By Ben Hirschler
LONDON (Reuters) – U.S. and European regulators said they were assessing evidence that GlaxoSmithKline’s HIV drug dolutegravir might be linked to serious birth defects, casting a shadow over a medicine that has been a key profit driver in recent years.
Friday’s move by the U.S. Food and Drug Administration (FDA) and the European Medicines Agency (EMA) follows preliminary data from a study in Botswana which found four cases of neural tube defects in babies born to mothers who became pregnant while taking the drug.
GSK said it was notifying doctors of the issue and working with healthcare authorities to better understand the potential risk.
“There is no known mechanism linking dolutegravir with these types of birth defects and there are no relevant findings in pre-clinical studies,” the company said in a statement.
The EMA said dolutegravir should not be prescribed to women seeking to become pregnant and women who could become pregnant should use effective contraception while taking it.
Neural tube defects (NTDs), such as spina bifida, are birth defects that can occur early in pregnancy when the spinal cord, brain and related structures do not form properly.
Dolutegravir is a so-called integrase inhibitor found in the branded medicines Tivicay and Triumeq, which are sold by GSK’s majority-owned ViiV Healthcare unit.
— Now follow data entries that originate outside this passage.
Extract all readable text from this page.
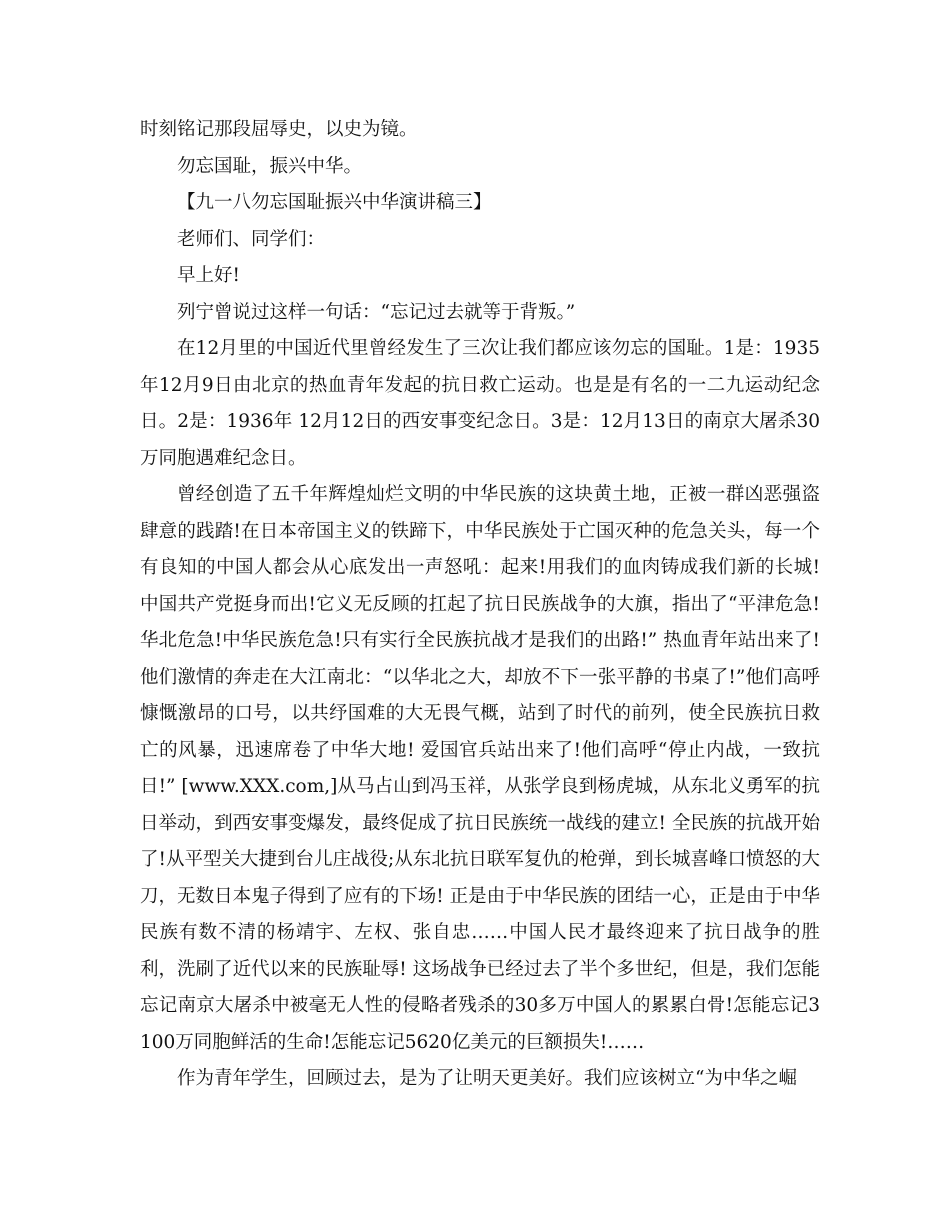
时刻铭记那段屈辱史，以史为镜。

勿忘国耻，振兴中华。

【九一八勿忘国耻振兴中华演讲稿三】

老师们、同学们：

早上好!

列宁曾说过这样一句话：“忘记过去就等于背叛。”

在12月里的中国近代里曾经发生了三次让我们都应该勿忘的国耻。1是：1935年12月9日由北京的热血青年发起的抗日救亡运动。也是是有名的一二九运动纪念日。2是：1936年 12月12日的西安事变纪念日。3是：12月13日的南京大屠杀30万同胞遇难纪念日。

曾经创造了五千年辉煌灿烂文明的中华民族的这块黄土地，正被一群凶恶强盗肆意的践踏!在日本帝国主义的铁蹄下，中华民族处于亡国灭种的危急关头，每一个有良知的中国人都会从心底发出一声怒吼：起来!用我们的血肉铸成我们新的长城!中国共产党挺身而出!它义无反顾的扛起了抗日民族战争的大旗，指出了“平津危急!华北危急!中华民族危急!只有实行全民族抗战才是我们的出路!” 热血青年站出来了!他们激情的奔走在大江南北：“以华北之大，却放不下一张平静的书桌了!”他们高呼慷慨激昂的口号，以共纾国难的大无畏气概，站到了时代的前列，使全民族抗日救亡的风暴，迅速席卷了中华大地! 爱国官兵站出来了!他们高呼“停止内战，一致抗日!” [www.XXX.com,]从马占山到冯玉祥，从张学良到杨虎城，从东北义勇军的抗日举动，到西安事变爆发，最终促成了抗日民族统一战线的建立! 全民族的抗战开始了!从平型关大捷到台儿庄战役;从东北抗日联军复仇的枪弹，到长城喜峰口愤怒的大刀，无数日本鬼子得到了应有的下场! 正是由于中华民族的团结一心，正是由于中华民族有数不清的杨靖宇、左权、张自忠……中国人民才最终迎来了抗日战争的胜利，洗刷了近代以来的民族耻辱! 这场战争已经过去了半个多世纪，但是，我们怎能忘记南京大屠杀中被毫无人性的侵略者残杀的30多万中国人的累累白骨!怎能忘记3100万同胞鲜活的生命!怎能忘记5620亿美元的巨额损失!……

作为青年学生，回顾过去，是为了让明天更美好。我们应该树立“为中华之崛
Gilead Sciences makes a recently approved rival product called bictegravir.
The drugs work by blocking an HIV enzyme to prevent the virus from multiplying, thereby reducing the amount of virus in the body.
“Animal models are generally predictive of drug-induced birth defects and it is very unusual to see an effect in humans if no evidence is observed in animal models,” GSK said.
The World Health Organization already advises against using the drug during pregnancy or breast-feeding due to insufficient safety and efficacy data in this population, and this guidance remains unchanged.
The role of dolutegravir in the four birth defects in Botswana has yet to be established, since NTDs are also associated with risk factors like folic acid deficiency and obesity.